Berita

Lebih dari 100 Siswa Intan Jaya di SAI Bogor Terancam Dipulangkan, Orang Tua Desak Pemkab Segera Bayar Tunggakan

INTAN JAYA, TOMEI.ID | Lebih dari 100 siswa asal Kabupaten Intan Jaya yang sedang menempuh pendidikan di Sekolah Anak Indonesia (SAI) Alirena, Bogor, terancam dipulangkan akibat Pemerintah Kabupaten Intan Jaya belum membayar biaya makan dan operasional sejak Juli hingga November 2025.

Informasi ini disampaikan pihak yayasan kepada orang tua dan perwakilan masyarakat pada akhir November, dan memicu keprihatinan mendalam dari keluarga siswa, tokoh masyarakat, serta intelektual Intan Jaya.

Para orang tua menilai pemerintah daerah tidak menunjukkan keseriusan dalam memastikan keberlanjutan pendidikan anak-anak yang selama ini telah mencatatkan prestasi akademik dan non-akademik di Bogor. Keterlambatan pembayaran dinilai bukan hanya persoalan teknis, tetapi mengancam masa depan generasi muda Intan Jaya.

Kekecewaan keluarga dan masyarakat semakin besar setelah mereka menerima informasi bahwa APBD Perubahan 2025 tidak mengakomodasi pembiayaan pendidikan siswa SAI, sementara hingga kini tidak ada penjelasan resmi dari Pemerintah Kabupaten Intan Jaya. Mereka mempertanyakan kinerja perangkat daerah, mulai dari Bappeda, Sekda, Dinas Pendidikan, Inspektorat, Bagian Kesra, hingga TAPD.

“Ini sudah lima bulan tidak dibayar. Pertanyaannya, ini kelalaian atau memang sengaja dihambat?” ujar salah satu perwakilan orang tua yang enggan disebutkan namanya.

Sebagai lembaga teknis, mereka menilai perangkat daerah seharusnya bekerja cepat, transparan, dan bertanggung jawab. Jika memang ada kendala anggaran, solusi semestinya segera dicari agar kebutuhan dasar siswa tetap terpenuhi.

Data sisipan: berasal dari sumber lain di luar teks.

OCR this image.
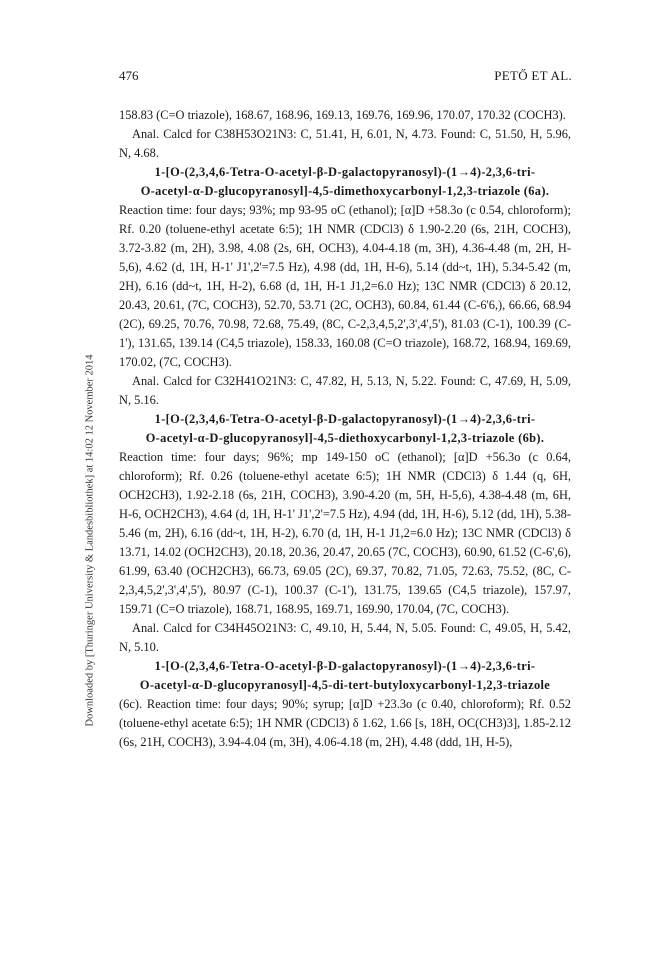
476	PETŐ ET AL.
Downloaded by [Thuringer University & Landesbibliothek] at 14:02 12 November 2014

158.83 (C=O triazole), 168.67, 168.96, 169.13, 169.76, 169.96, 170.07, 170.32 (COCH3).

Anal. Calcd for C38H53O21N3: C, 51.41, H, 6.01, N, 4.73. Found: C, 51.50, H, 5.96, N, 4.68.

1-[O-(2,3,4,6-Tetra-O-acetyl-β-D-galactopyranosyl)-(1→4)-2,3,6-tri-

O-acetyl-α-D-glucopyranosyl]-4,5-dimethoxycarbonyl-1,2,3-triazole (6a).

Reaction time: four days; 93%; mp 93-95 oC (ethanol); [α]D +58.3o (c 0.54, chloroform); Rf. 0.20 (toluene-ethyl acetate 6:5); 1H NMR (CDCl3) δ 1.90-2.20 (6s, 21H, COCH3), 3.72-3.82 (m, 2H), 3.98, 4.08 (2s, 6H, OCH3), 4.04-4.18 (m, 3H), 4.36-4.48 (m, 2H, H-5,6), 4.62 (d, 1H, H-1' J1',2'=7.5 Hz), 4.98 (dd, 1H, H-6), 5.14 (dd~t, 1H), 5.34-5.42 (m, 2H), 6.16 (dd~t, 1H, H-2), 6.68 (d, 1H, H-1 J1,2=6.0 Hz); 13C NMR (CDCl3) δ 20.12, 20.43, 20.61, (7C, COCH3), 52.70, 53.71 (2C, OCH3), 60.84, 61.44 (C-6'6,), 66.66, 68.94 (2C), 69.25, 70.76, 70.98, 72.68, 75.49, (8C, C-2,3,4,5,2',3',4',5'), 81.03 (C-1), 100.39 (C-1'), 131.65, 139.14 (C4,5 triazole), 158.33, 160.08 (C=O triazole), 168.72, 168.94, 169.69, 170.02, (7C, COCH3).

Anal. Calcd for C32H41O21N3: C, 47.82, H, 5.13, N, 5.22. Found: C, 47.69, H, 5.09, N, 5.16.

1-[O-(2,3,4,6-Tetra-O-acetyl-β-D-galactopyranosyl)-(1→4)-2,3,6-tri-

O-acetyl-α-D-glucopyranosyl]-4,5-diethoxycarbonyl-1,2,3-triazole (6b).

Reaction time: four days; 96%; mp 149-150 oC (ethanol); [α]D +56.3o (c 0.64, chloroform); Rf. 0.26 (toluene-ethyl acetate 6:5); 1H NMR (CDCl3) δ 1.44 (q, 6H, OCH2CH3), 1.92-2.18 (6s, 21H, COCH3), 3.90-4.20 (m, 5H, H-5,6), 4.38-4.48 (m, 6H, H-6, OCH2CH3), 4.64 (d, 1H, H-1' J1',2'=7.5 Hz), 4.94 (dd, 1H, H-6), 5.12 (dd, 1H), 5.38-5.46 (m, 2H), 6.16 (dd~t, 1H, H-2), 6.70 (d, 1H, H-1 J1,2=6.0 Hz); 13C NMR (CDCl3) δ 13.71, 14.02 (OCH2CH3), 20.18, 20.36, 20.47, 20.65 (7C, COCH3), 60.90, 61.52 (C-6',6), 61.99, 63.40 (OCH2CH3), 66.73, 69.05 (2C), 69.37, 70.82, 71.05, 72.63, 75.52, (8C, C-2,3,4,5,2',3',4',5'), 80.97 (C-1), 100.37 (C-1'), 131.75, 139.65 (C4,5 triazole), 157.97, 159.71 (C=O triazole), 168.71, 168.95, 169.71, 169.90, 170.04, (7C, COCH3).

Anal. Calcd for C34H45O21N3: C, 49.10, H, 5.44, N, 5.05. Found: C, 49.05, H, 5.42, N, 5.10.

1-[O-(2,3,4,6-Tetra-O-acetyl-β-D-galactopyranosyl)-(1→4)-2,3,6-tri-

O-acetyl-α-D-glucopyranosyl]-4,5-di-tert-butyloxycarbonyl-1,2,3-triazole

(6c). Reaction time: four days; 90%; syrup; [α]D +23.3o (c 0.40, chloroform); Rf. 0.52 (toluene-ethyl acetate 6:5); 1H NMR (CDCl3) δ 1.62, 1.66 [s, 18H, OC(CH3)3], 1.85-2.12 (6s, 21H, COCH3), 3.94-4.04 (m, 3H), 4.06-4.18 (m, 2H), 4.48 (ddd, 1H, H-5),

Sejak Juli, Yayasan Alirena dilaporkan telah menanggung seluruh biaya makan dan operasional siswa tanpa menerima pembayaran dari pemerintah daerah. Beban itu kini semakin berat dan membuat pihak yayasan mempertimbangkan pemulangan siswa apabila tidak ada penyelesaian dalam waktu dekat. Kondisi ini dinilai sangat merugikan dan dapat memutus proses pendidikan anak-anak Intan Jaya.

Masyarakat dan orang tua siswa meminta DPRD Kabupaten Intan Jaya mengambil peran aktif seperti pada tahun-tahun sebelumnya, ketika keterlambatan pembayaran masih dapat diselesaikan melalui mediasi pada Oktober. Tahun ini, memasuki November, belum ada langkah konkret yang terlihat.

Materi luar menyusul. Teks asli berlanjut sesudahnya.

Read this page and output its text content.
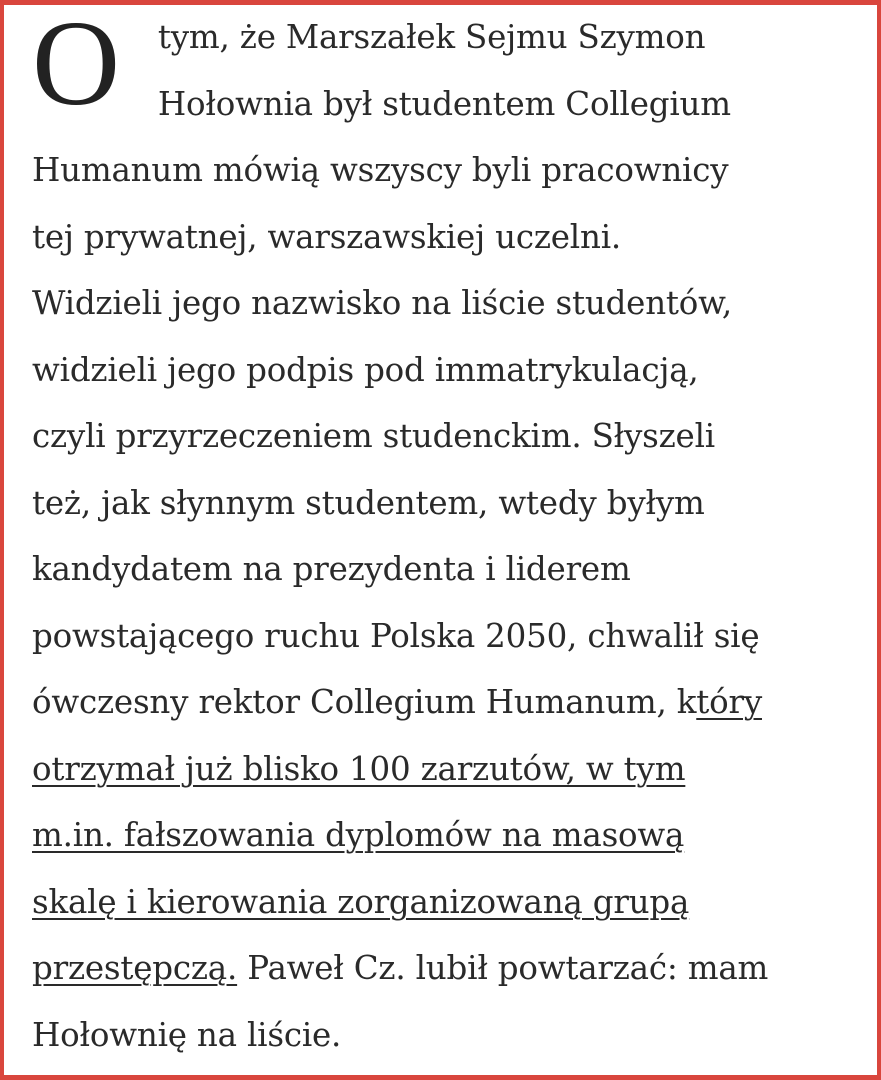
O	tym, że Marszałek Sejmu Szymon
Hołownia był studentem Collegium
Humanum mówią wszyscy byli pracownicy
tej prywatnej, warszawskiej uczelni.
Widzieli jego nazwisko na liście studentów,
widzieli jego podpis pod immatrykulacją,
czyli przyrzeczeniem studenckim. Słyszeli
też, jak słynnym studentem, wtedy byłym
kandydatem na prezydenta i liderem
powstającego ruchu Polska 2050, chwalił się
ówczesny rektor Collegium Humanum, który
otrzymał już blisko 100 zarzutów, w tym
m.in. fałszowania dyplomów na masową
skalę i kierowania zorganizowaną grupą
przestępczą. Paweł Cz. lubił powtarzać: mam
Hołownię na liście.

Setidaknya ada tiga tuntutan yang diajukan kepada DPRD. Pertama, DPRD diminta menjadi mediator antara orang tua siswa, pihak yayasan, dan Pemerintah Kabupaten Intan Jaya. Kedua, memastikan bahwa hak pendidikan anak-anak Intan Jaya benar-benar terpenuhi. Ketiga, mendesak pemerintah daerah untuk segera melakukan pembayaran agar para siswa tidak dipulangkan dan dapat melanjutkan pendidikan mereka tanpa gangguan.

Pihak keluarga dan masyarakat menegaskan bahwa pendidikan adalah investasi jangka panjang bagi Intan Jaya. Mereka mengingatkan bahwa Dana Otonomi Khusus memiliki fungsi utama untuk pendidikan, termasuk bagi siswa yang menempuh sekolah di luar daerah. Karena itu, keterlambatan pembayaran dinilai sebagai bentuk ketidakseriusan dalam menjalankan tata kelola pemerintahan dan pelayanan publik.

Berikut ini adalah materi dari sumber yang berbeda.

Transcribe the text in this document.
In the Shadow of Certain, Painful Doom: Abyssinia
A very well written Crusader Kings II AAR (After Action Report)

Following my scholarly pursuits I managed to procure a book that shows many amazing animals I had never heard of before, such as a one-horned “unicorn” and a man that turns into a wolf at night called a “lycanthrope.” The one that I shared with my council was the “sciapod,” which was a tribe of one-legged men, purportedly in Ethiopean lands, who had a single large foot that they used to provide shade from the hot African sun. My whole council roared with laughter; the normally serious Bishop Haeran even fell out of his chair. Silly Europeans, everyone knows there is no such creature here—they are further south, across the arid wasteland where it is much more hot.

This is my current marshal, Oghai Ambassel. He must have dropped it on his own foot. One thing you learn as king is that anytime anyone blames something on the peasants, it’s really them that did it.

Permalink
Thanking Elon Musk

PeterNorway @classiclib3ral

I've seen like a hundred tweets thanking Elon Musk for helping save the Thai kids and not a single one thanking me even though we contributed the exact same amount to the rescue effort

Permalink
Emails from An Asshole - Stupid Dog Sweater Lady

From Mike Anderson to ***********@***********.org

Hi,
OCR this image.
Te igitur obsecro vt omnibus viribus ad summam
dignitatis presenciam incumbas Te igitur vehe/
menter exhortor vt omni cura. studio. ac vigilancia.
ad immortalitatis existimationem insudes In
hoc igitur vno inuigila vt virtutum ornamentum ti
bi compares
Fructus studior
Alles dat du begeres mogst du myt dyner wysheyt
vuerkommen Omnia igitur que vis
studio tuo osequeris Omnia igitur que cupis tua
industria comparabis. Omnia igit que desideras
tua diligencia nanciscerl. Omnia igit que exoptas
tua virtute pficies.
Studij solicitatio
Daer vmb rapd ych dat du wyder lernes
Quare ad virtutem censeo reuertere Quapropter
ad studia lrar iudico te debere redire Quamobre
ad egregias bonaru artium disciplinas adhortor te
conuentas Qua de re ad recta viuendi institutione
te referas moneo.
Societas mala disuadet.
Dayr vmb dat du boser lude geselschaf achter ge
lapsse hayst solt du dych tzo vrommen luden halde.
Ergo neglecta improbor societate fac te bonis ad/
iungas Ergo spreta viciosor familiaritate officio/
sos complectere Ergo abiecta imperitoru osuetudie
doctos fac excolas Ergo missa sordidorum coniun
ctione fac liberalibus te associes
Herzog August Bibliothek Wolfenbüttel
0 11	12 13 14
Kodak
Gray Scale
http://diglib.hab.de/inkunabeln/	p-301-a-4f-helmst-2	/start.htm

“Kebijakan yang tidak transparan dan tidak bertanggung jawab bisa menghancurkan masa depan generasi kita. Pemerintah wajib memberi penjelasan,” tegas salah satu intelektual Intan Jaya.

Di akhir pertemuan, masyarakat, orang tua, dan para intelektual Intan Jaya menyerukan tiga tuntutan utama kepada Pemerintah Kabupaten Intan Jaya: segera membayar seluruh tunggakan biaya pendidikan siswa SAI Bogor, menghentikan rencana pemulangan siswa, serta memastikan tata kelola pemerintahan yang jujur, terbuka, dan bertanggung jawab.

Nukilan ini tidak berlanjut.